A flight attendant came to me and told me that it could damage the gps chip due to high altitude, since the gps chip is calibrated to be used on the surface and using it in high altitude would result in a much stronger signal and thus can damage the gps chip.
Any truth in this, or just a confused flight attendant ?
I have never heard of this before, sounds like bunk to me!

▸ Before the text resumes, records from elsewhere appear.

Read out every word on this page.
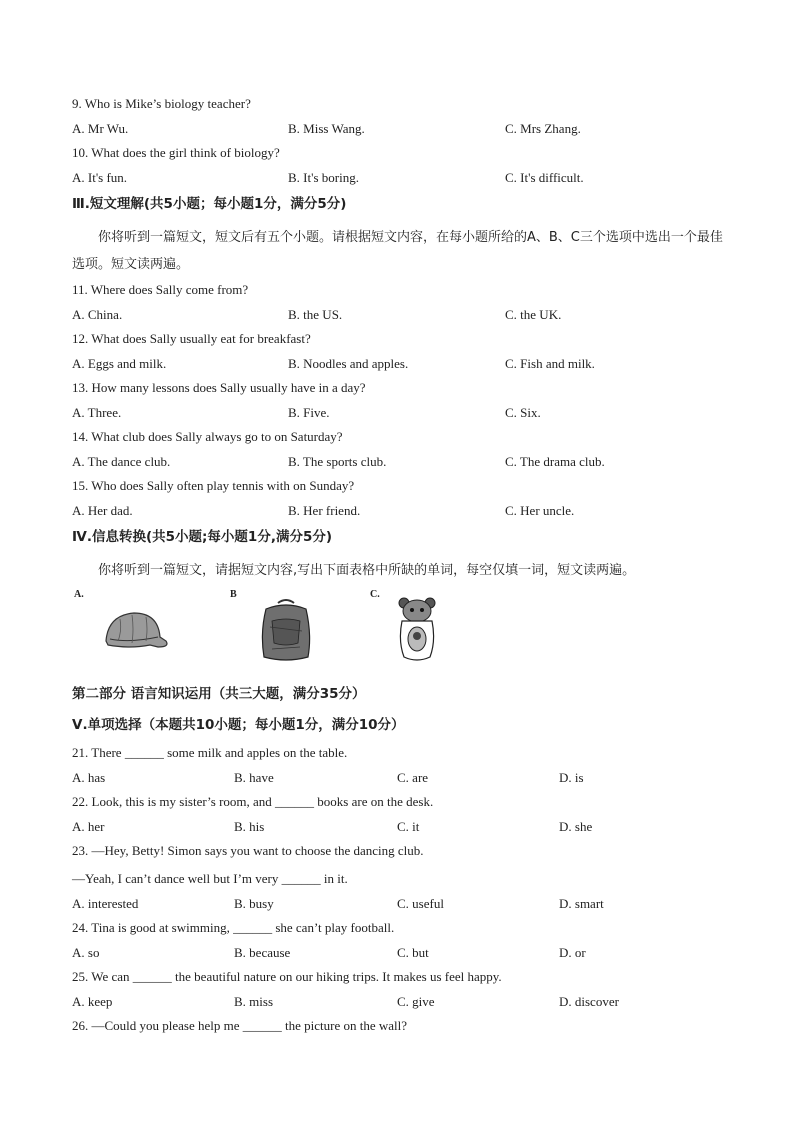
9. Who is Mike’s biology teacher?
A. Mr Wu.	B. Miss Wang.	C. Mrs Zhang.
10. What does the girl think of biology?
A. It's fun.	B. It's boring.	C. It's difficult.
Ⅲ.短文理解(共5小题；每小题1分，满分5分)
你将听到一篇短文，短文后有五个小题。请根据短文内容，在每小题所给的A、B、C三个选项中选出一个最佳选项。短文读两遍。
11. Where does Sally come from?
A. China.	B. the US.	C. the UK.
12. What does Sally usually eat for breakfast?
A. Eggs and milk.	B. Noodles and apples.	C. Fish and milk.
13. How many lessons does Sally usually have in a day?
A. Three.	B. Five.	C. Six.
14. What club does Sally always go to on Saturday?
A. The dance club.	B. The sports club.	C. The drama club.
15. Who does Sally often play tennis with on Sunday?
A. Her dad.	B. Her friend.	C. Her uncle.
Ⅳ.信息转换(共5小题;每小题1分,满分5分)
你将听到一篇短文，请据短文内容,写出下面表格中所缺的单词，每空仅填一词，短文读两遍。
A.	B	C.
第二部分 语言知识运用（共三大题，满分35分）
Ⅴ.单项选择（本题共10小题；每小题1分，满分10分）
21. There ______ some milk and apples on the table.
A. has	B. have	C. are	D. is
22. Look, this is my sister’s room, and ______ books are on the desk.
A. her	B. his	C. it	D. she
23. —Hey, Betty! Simon says you want to choose the dancing club.
—Yeah, I can’t dance well but I’m very ______ in it.
A. interested	B. busy	C. useful	D. smart
24. Tina is good at swimming, ______ she can’t play football.
A. so	B. because	C. but	D. or
25. We can ______ the beautiful nature on our hiking trips. It makes us feel happy.
A. keep	B. miss	C. give	D. discover
26. —Could you please help me ______ the picture on the wall?
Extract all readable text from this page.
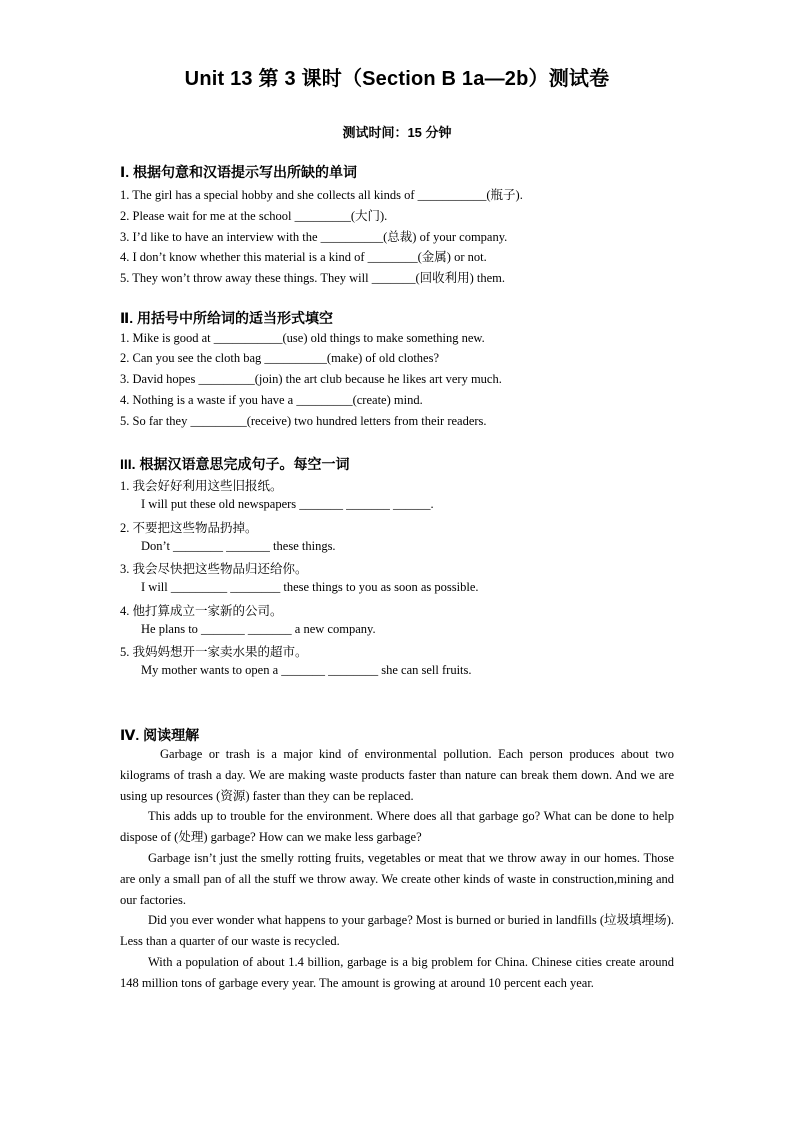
Unit 13 第 3 课时（Section B 1a—2b）测试卷
测试时间：15 分钟
Ⅰ. 根据句意和汉语提示写出所缺的单词
1. The girl has a special hobby and she collects all kinds of ___________(瓶子).
2. Please wait for me at the school _________(大门).
3. I’d like to have an interview with the __________(总裁) of your company.
4. I don’t know whether this material is a kind of ________(金属) or not.
5. They won’t throw away these things. They will _______(回收利用) them.
Ⅱ. 用括号中所给词的适当形式填空
1. Mike is good at ___________(use) old things to make something new.
2. Can you see the cloth bag __________(make) of old clothes?
3. David hopes _________(join) the art club because he likes art very much.
4. Nothing is a waste if you have a _________(create) mind.
5. So far they _________(receive) two hundred letters from their readers.
III. 根据汉语意思完成句子。每空一词
1. 我会好好利用这些旧报纸。
I will put these old newspapers _______ _______ ______.
2. 不要把这些物品扔掉。
Don’t ________ _______ these things.
3. 我会尽快把这些物品归还给你。
I will _________ ________ these things to you as soon as possible.
4. 他打算成立一家新的公司。
He plans to _______ _______ a new company.
5. 我妈妈想开一家卖水果的超市。
My mother wants to open a _______ ________ she can sell fruits.
Ⅳ. 阅读理解
Garbage or trash is a major kind of environmental pollution. Each person produces about two kilograms of trash a day. We are making waste products faster than nature can break them down. And we are using up resources (资源) faster than they can be replaced.
This adds up to trouble for the environment. Where does all that garbage go? What can be done to help dispose of (处理) garbage? How can we make less garbage?
Garbage isn’t just the smelly rotting fruits, vegetables or meat that we throw away in our homes. Those are only a small pan of all the stuff we throw away. We create other kinds of waste in construction,mining and our factories.
Did you ever wonder what happens to your garbage? Most is burned or buried in landfills (垃圾填埋场). Less than a quarter of our waste is recycled.
With a population of about 1.4 billion, garbage is a big problem for China. Chinese cities create around 148 million tons of garbage every year. The amount is growing at around 10 percent each year.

There should be no danger in using a radio receiver (which is in essence what a GPSr is) on an airplane or close to the transmitter source, it would be no different than listening to an FM radio in your car and driving past the transmitter tower. Although I can see where getting a signal could be a problem being in what is basically a metal room, shielding the receiver from the signal. Also, there should be no danger to any of the planes aviation electronics as most GPS units do not transmit any type of signal, only receive them, with the exception of some that have BlueTooth, WiFi, or cellular radios (like smartphones or PDA's), and even that is questionable and unproven to cause any real safety issues but the FAA still bans these during flight.
Last edited by acejavelin; 12th July 2010 at 05:59.
Its' total bollocks. I'm a commercial pilot and know a bit about the gps system. The satelites are at an altitude about 1500 times higher than the plane! Your altitude is pretty irrelevant compared to the altitude of the satellites!